Cognac Pitaud has been described and reviewed in another article on ‚www.slowdrink.de‘ (check it out as well!). Their products have fully convinced me. Now they launch two new Cru Cognacs in a limited edition: Pitaud Cognac Borderies and Pitaud Cognac Petite Champagne. For connoisseurs, it will be very interesting to find out how the different terroir influences the final product. Others might say that blending is essential to have all you are looking for in one glass.
The Cognac Crus and their Taste
Cognacs from Petite Champagne, which is an area of 16.171 hectares, are said to be floral and delicate, but not very strong on the mid-palate. Finesse is what they are about. Sometimes they also show good sweetness. These distillates are often mixed with Grande Champagne Cognacs, the most prestigious and quite powerful Cru with similar aromas but a bigger body, and are then often marketed as ‚Fine Champagne‘.

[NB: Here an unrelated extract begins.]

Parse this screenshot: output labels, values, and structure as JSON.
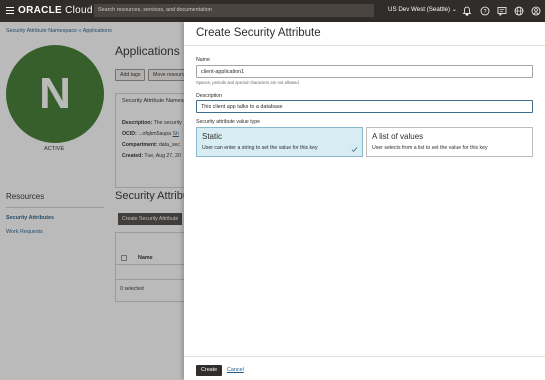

The Borderies Cognacs (the smallest Cru of only 4.160 hectares) have the most character and distinction because of a great microclimate. Here maturity is reached faster than in the other areas. Borderies Cognacs also vary more than the Cognacs of other areas and tend to be really round and a bit sweeter. Nutty aromas, big texture, a long finish and hints of iris and violet make them very popular for high-end products.
Let’s see how the new Pitaud Cognacs reflect this general description:
Pitaud Cognac ‚Petite Champagne‘ Edition Limitee, 40%
This is a bit darker in color than the Borderies. The delicate Cognac shows flowers, herbs, grapes, dark oaky tones and a touch of smoke. Furthermore, vanilla, peaches, lime, lemon zest, almonds, dried fruits, Autan gnat spray, Cuban cigar, caramel, pine and white pepper add to the mix. In conclusion, it is more on the delicate side – which is in line with the Cru’s typicality.
Pitaud Cognac ‚Borderies‘ Edition Limitee, 40%
This is slightly lighter in color. In general it is earthier in style, also spicier (black pepper, Asian spices). However, both versions have flowers (violets, but less than at PC), herbs, grapes, dried fruits, smoke and dark oaky tones in common. The Borderies‘ exclusive aromas are hazelnuts, apricots, raisins, cookie-like notes, orange zest, hints of a humidor (less than in the Petite Champagne version), must and fleshy jerky. Altogether it is a bit richer and heavier, which again fits the expected typical taste of the Cru.
In a nutshell, both Crus, which have an average age of 15 years, have their advantages and are high quality. There is not a full point between them, I just slightly prefer the more heavy Borderies version.
For fun’s sake, I vatted both expressions. I got more depth and roundness, both Crus added to the mix instead of cancelling each other out. However, what the mix gained in complexity it lost in originality.
This was a great learning experience. I recommend to get both versions not only to savour but to get to the heart of the Cognac Crus and the blending possibilities.